–4–
SONSÖZ
Kitâbımız burada sona erdi. Zan ediyoruz ki, bu kitâbı dikkat ile okuyan bir kimse, Müslimânlığın ve Hıristiyanlığın mukaddes kitâblarından hangisinin hakîkî Allah kelâmı [sözü] olduğunu hiç tereddüd etmeden anlayacak, Kur’ân-ı kerîmi mukaddes kitâb, İslâm dînini de hak din, Muhammed sallallahü aleyhi ve sellemi de hak Peygamber olarak kabûl edecekdir. Burada bir fikr akla geliyor: Mâdem ki İslâm dîni hak dindir. En büyük kudret sâhibi olan Allahü teâlâ, bütün insanları hidâyete kavuşduramaz mıydı? Ya’nî, bütün insanları müslimân yapamaz mıydı? Bunun cevâbını, Allahü teâlâ, Kur’ân-ı kerîmde vermekdedir. Secde sûresi 13. cü âyetinde meâlen, (Biz dileseydik, bütün insanları hidâyete erişdirirdik. Fekat, insanlardan ve cinlerden kâfir olanlarla Cehennemi dolduracağımı va’d etdim, söz verdim) buyurulmuşdur ve Mâide sûresi, 48. ci âyetinde meâlen, (Allah isteseydi sizleri, tek bir ümmet yapardı. Fekat, itâ’at edeni isyân edenden ayırmak istedi)buyurulmuşdur. Demek oluyor ki, Allahü teâlâ insanları tecribe etmekdedir. Onlara en büyük silâh olan (akl)ı vermiş, onlara en mükemmel rehber olan Kur’ân-ı kerîmi ve en büyük yol gösterici olarak son Peygamberini “sallallahü teâlâ aleyhi ve sellem” göndermiş, emrlerini ve nehylerini bildirmiş, bunlara göre hareket etmeleri için de, insanlara irâde ve ihtiyâr vermişdir. Yûnus sûresi, 108. âyetinde meâlen, (De ki: Ey insanlar! Rabbinizden size hakîkat [Kur’ân-ı kerîm] gelmişdir. Hidâyete [Doğru yola ] giren ancak kendi kazancı için girmiş, dalâlete düşen [sapıtan] de, kendi zararına olarak sapıtmışdır. Ben sizin vekîliniz değilim!) buyurulmuşdur.

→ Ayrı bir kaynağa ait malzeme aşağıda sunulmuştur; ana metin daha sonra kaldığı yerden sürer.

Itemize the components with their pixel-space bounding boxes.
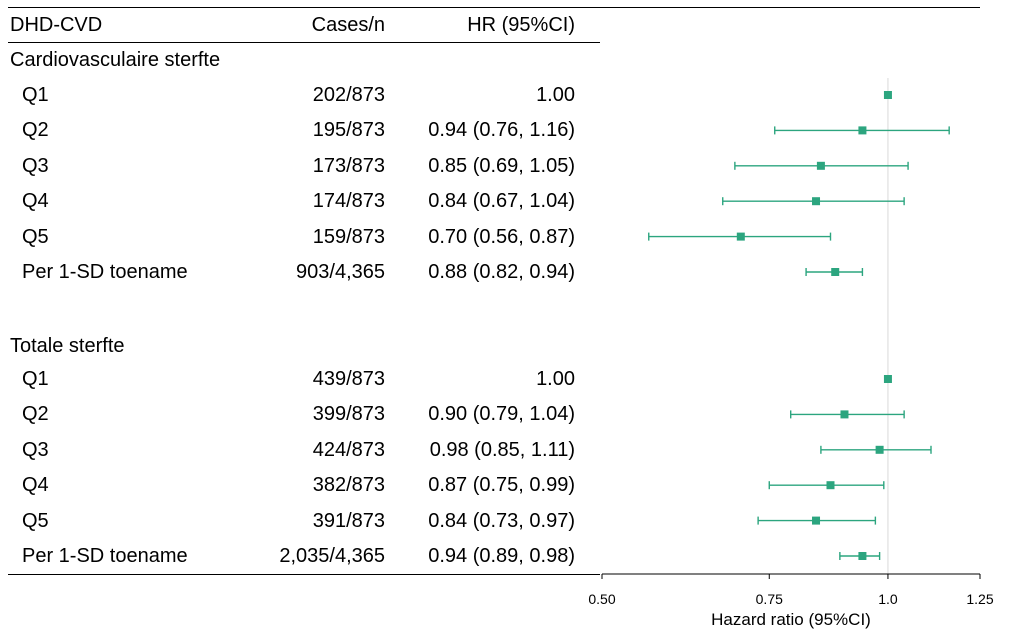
hr-point-marker (736, 232, 745, 241)
x-tick-label: 0.75 (756, 591, 783, 607)
row-hr-text: 0.94 (0.89, 0.98) (428, 545, 575, 567)
row-cases: 195/873 (312, 119, 385, 142)
table-header-rule (8, 42, 600, 43)
x-axis-title: Hazard ratio (95%CI) (711, 610, 871, 629)
hr-point-marker (812, 516, 821, 525)
row-hr-text: 0.85 (0.69, 1.05) (428, 154, 575, 177)
row-hr-text: 0.70 (0.56, 0.87) (428, 225, 575, 248)
row-hr-text: 0.87 (0.75, 0.99) (428, 474, 575, 497)
row-cases: 382/873 (312, 474, 385, 497)
row-label: Q1 (22, 368, 49, 390)
row-label: Q4 (22, 190, 49, 213)
group-title: Totale sterfte (10, 335, 125, 357)
column-header-hr: HR (95%CI) (467, 14, 575, 36)
table-bottom-rule (8, 574, 600, 575)
row-cases: 2,035/4,365 (279, 545, 385, 567)
table-top-rule (8, 7, 980, 8)
row-hr-text: 0.84 (0.67, 1.04) (428, 190, 575, 213)
hr-point-marker (840, 410, 849, 419)
row-cases: 174/873 (312, 190, 385, 213)
row-cases: 391/873 (312, 509, 385, 532)
group-title: Cardiovasculaire sterfte (10, 49, 221, 71)
hr-point-marker (812, 197, 821, 206)
hr-point-marker (875, 445, 884, 454)
row-cases: 159/873 (312, 225, 385, 248)
row-label: Q4 (22, 474, 49, 497)
row-hr-text: 0.94 (0.76, 1.16) (428, 119, 575, 142)
hr-point-marker (858, 126, 867, 135)
row-label: Q3 (22, 154, 49, 177)
row-hr-text: 0.98 (0.85, 1.11) (429, 438, 575, 461)
row-label: Q1 (22, 84, 49, 106)
row-label: Per 1-SD toename (22, 545, 188, 567)
row-hr-text: 0.84 (0.73, 0.97) (428, 509, 575, 532)
row-hr-text: 0.88 (0.82, 0.94) (428, 261, 575, 283)
row-hr-text: 0.90 (0.79, 1.04) (428, 403, 575, 426)
column-header-label: DHD-CVD (10, 14, 103, 36)
row-label: Q2 (22, 403, 49, 426)
x-tick-label: 1.0 (878, 591, 898, 607)
row-label: Q3 (22, 438, 49, 461)
row-cases: 399/873 (312, 403, 385, 426)
row-cases: 424/873 (312, 438, 385, 461)
row-label: Q5 (22, 225, 49, 248)
row-label: Q2 (22, 119, 49, 142)
row-label: Per 1-SD toename (22, 261, 188, 283)
row-cases: 173/873 (312, 154, 385, 177)
row-hr-text: 1.00 (536, 84, 575, 106)
row-cases: 903/4,365 (296, 261, 385, 283)
hr-point-marker (883, 91, 892, 99)
hr-point-marker (858, 552, 867, 560)
hr-point-marker (816, 161, 825, 170)
row-cases: 439/873 (312, 368, 385, 390)
x-tick-label: 1.25 (966, 591, 993, 607)
row-hr-text: 1.00 (536, 368, 575, 390)
x-tick-label: 0.50 (588, 591, 615, 607)
hr-point-marker (883, 375, 892, 383)
row-label: Q5 (22, 509, 49, 532)
column-header-cases: Cases/n (311, 14, 385, 36)
row-cases: 202/873 (312, 84, 385, 106)
hr-point-marker (831, 268, 840, 276)
hr-point-marker (826, 481, 835, 490)
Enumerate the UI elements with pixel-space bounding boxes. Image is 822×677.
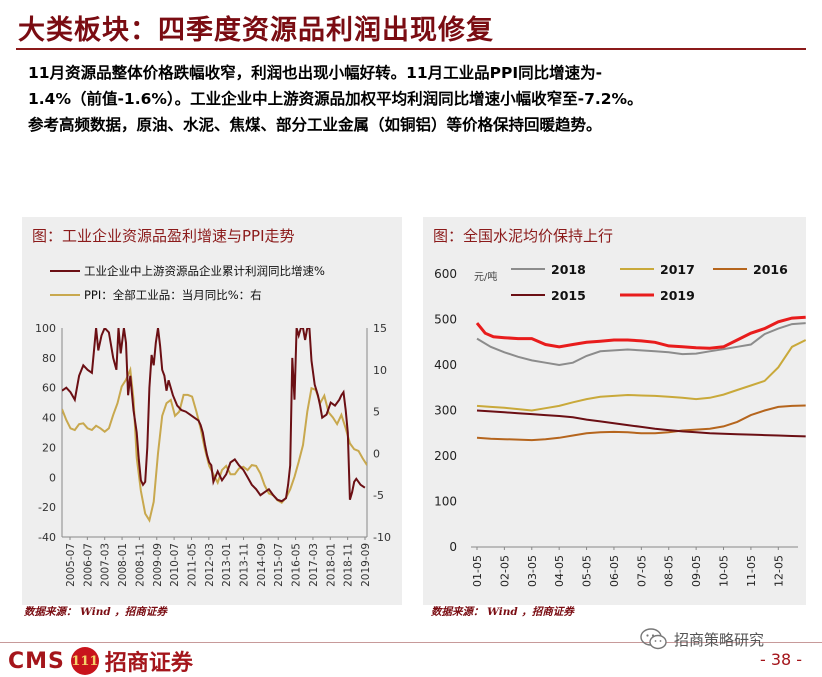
x-tick-label-3: 2008-01 [117, 543, 129, 587]
x-tick-label-4: 2008-11 [134, 543, 146, 587]
data-source-right: 数据来源： Wind ，招商证券 [431, 606, 574, 618]
x-tick-label-15: 2018-01 [325, 543, 337, 587]
cement-series-line-2016 [476, 404, 806, 442]
cement-legend-label-2016: 2016 [753, 262, 788, 277]
wechat-icon [640, 628, 667, 650]
cement-y-tick-3: 300 [434, 404, 457, 418]
cement-price-chart: 0 100 200 300 400 500 600 元/吨 01-05 02-05 03-05 04-… [434, 262, 806, 587]
right-axis-tick-2: 0 [373, 447, 380, 460]
x-tick-label-17: 2019-09 [360, 543, 372, 587]
summary-line-1: 11月资源品整体价格跌幅收窄，利润也出现小幅好转。11月工业品PPI同比增速为- [28, 64, 603, 82]
wechat-account: 招商策略研究 [640, 628, 764, 650]
x-tick-label-2: 2007-03 [100, 543, 112, 587]
x-tick-label-1: 2006-07 [82, 543, 94, 587]
legend-label-ppi: PPI：全部工业品：当月同比%：右 [84, 288, 262, 302]
x-tick-label-0: 2005-07 [65, 543, 77, 587]
x-tick-label-16: 2018-11 [343, 543, 355, 587]
left-axis-tick-6: 80 [42, 352, 56, 365]
cement-x-tick-label-8: 09-05 [690, 555, 703, 587]
right-axis-tick-0: -10 [373, 531, 391, 544]
summary-text: 11月资源品整体价格跌幅收窄，利润也出现小幅好转。11月工业品PPI同比增速为-… [28, 60, 818, 138]
cement-x-tick-label-10: 11-05 [745, 555, 758, 587]
profit-ppi-chart: -40 -20 0 20 40 60 80 100 -10 -5 0 5 10 15 2005-07 2006… [35, 264, 391, 587]
cement-legend-label-2018: 2018 [551, 262, 586, 277]
x-tick-label-8: 2012-03 [204, 543, 216, 587]
right-axis-tick-4: 10 [373, 364, 387, 377]
cement-x-tick-label-11: 12-05 [772, 555, 785, 587]
cement-x-tick-label-0: 01-05 [471, 555, 484, 587]
cement-series-line-2019 [475, 315, 806, 350]
cement-y-tick-6: 600 [434, 267, 457, 281]
wechat-account-name: 招商策略研究 [674, 630, 765, 649]
cement-series-line-2015 [476, 409, 806, 438]
cement-legend-label-2015: 2015 [551, 288, 586, 303]
legend-label-profit: 工业企业中上游资源品企业累计利润同比增速% [84, 264, 325, 278]
title-divider [16, 48, 806, 50]
profit-ppi-chart-title: 图：工业企业资源品盈利增速与PPI走势 [32, 227, 295, 245]
cement-y-unit-label: 元/吨 [474, 270, 497, 283]
left-axis-tick-4: 40 [42, 412, 56, 425]
x-tick-label-12: 2015-07 [273, 543, 285, 587]
x-tick-label-10: 2013-11 [239, 543, 251, 587]
page-number: - 38 - [760, 650, 803, 669]
cement-legend-label-2017: 2017 [660, 262, 695, 277]
right-axis-tick-3: 5 [373, 406, 380, 419]
x-tick-label-9: 2013-01 [221, 543, 233, 587]
cement-x-tick-label-5: 06-05 [608, 555, 621, 587]
cement-x-tick-label-1: 02-05 [498, 555, 511, 587]
summary-line-2: 1.4%（前值-1.6%）。工业企业中上游资源品加权平均利润同比增速小幅收窄至-… [28, 90, 643, 108]
summary-line-3: 参考高频数据，原油、水泥、焦煤、部分工业金属（如铜铝）等价格保持回暖趋势。 [28, 116, 602, 134]
cement-y-tick-4: 400 [434, 358, 457, 372]
cement-x-tick-label-6: 07-05 [635, 555, 648, 587]
left-axis-tick-7: 100 [35, 322, 56, 335]
profit-ppi-chart-panel: 图：工业企业资源品盈利增速与PPI走势 -40 -20 0 20 40 60 80 100 -1… [22, 217, 402, 605]
profit-growth-series-line [62, 328, 366, 503]
cms-badge-icon: 111 [70, 647, 99, 675]
x-tick-label-7: 2011-05 [186, 543, 198, 587]
footer-divider [0, 642, 822, 643]
left-axis-tick-3: 20 [42, 441, 56, 454]
left-axis-tick-5: 60 [42, 382, 56, 395]
broker-name: 招商证券 [104, 650, 193, 676]
x-tick-label-14: 2017-03 [308, 543, 320, 587]
cms-logo: CMS 111 招商证券 [8, 645, 193, 677]
x-tick-label-6: 2010-07 [169, 543, 181, 587]
cms-logo-text: CMS [8, 648, 65, 674]
cement-y-tick-2: 200 [434, 449, 457, 463]
cement-x-tick-label-2: 03-05 [526, 555, 539, 587]
cement-x-tick-label-9: 10-05 [718, 555, 731, 587]
cement-legend-label-2019: 2019 [660, 288, 695, 303]
x-tick-label-11: 2014-09 [256, 543, 268, 587]
right-axis-tick-5: 15 [373, 322, 387, 335]
cement-x-tick-label-7: 08-05 [663, 555, 676, 587]
cement-series-line-2018 [476, 322, 806, 367]
left-axis-tick-0: -40 [38, 531, 56, 544]
cement-y-tick-0: 0 [449, 540, 457, 554]
x-tick-label-5: 2009-09 [152, 543, 164, 587]
page-title: 大类板块：四季度资源品利润出现修复 [18, 15, 494, 46]
cement-price-chart-panel: 图：全国水泥均价保持上行 0 100 200 300 400 500 600 元/吨 01-05… [423, 217, 806, 605]
cement-x-tick-label-3: 04-05 [553, 555, 566, 587]
data-source-left: 数据来源： Wind ，招商证券 [24, 606, 167, 618]
cement-y-tick-1: 100 [434, 495, 457, 509]
cement-series-line-2017 [476, 339, 806, 412]
left-axis-tick-1: -20 [38, 501, 56, 514]
left-axis-tick-2: 0 [49, 471, 56, 484]
cement-price-chart-title: 图：全国水泥均价保持上行 [433, 227, 614, 245]
ppi-series-line [62, 365, 367, 523]
cement-x-tick-label-4: 05-05 [581, 555, 594, 587]
x-tick-label-13: 2016-05 [291, 543, 303, 587]
right-axis-tick-1: -5 [373, 489, 384, 502]
cement-y-tick-5: 500 [434, 313, 457, 327]
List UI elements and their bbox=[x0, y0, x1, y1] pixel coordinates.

O hâlde, kendi yolumuzu kendimiz seçmek, kendi hareketlerimizi kendiliğimizden Allahü teâlânın kitâbına uydurmak zorundayız. Bunun için de, herşeyden evvel, rûhumuzu beslemeliyiz. Rûhun gıdâsı (din)dir. Rûhunu beslemeyen dinsiz insanların bir âdî hayvandan farkları yokdur. Bu gibi insanlarda, sevgi, acıma, şefkat, anlayış ve merhamet kalmaz. Böyle olanları, en kötü maksadlar için kullanmak, çok kolaydır. Çünki, bunları kötü işlerden koruyacak inandıkları, itâat etdikleri, teslîm oldukları, yüksek bir varlık kalmamış, inançları gayb olmuşdur. Bu gibi insanlar, korkunç bir canavar gibidirler, nerede, kimlere, ne şeklde kötülük yapacakları belli olmaz. İnsanlık âlemini mahveden en denî, en fenâ işler, böyle kimselerden zuhûr eder.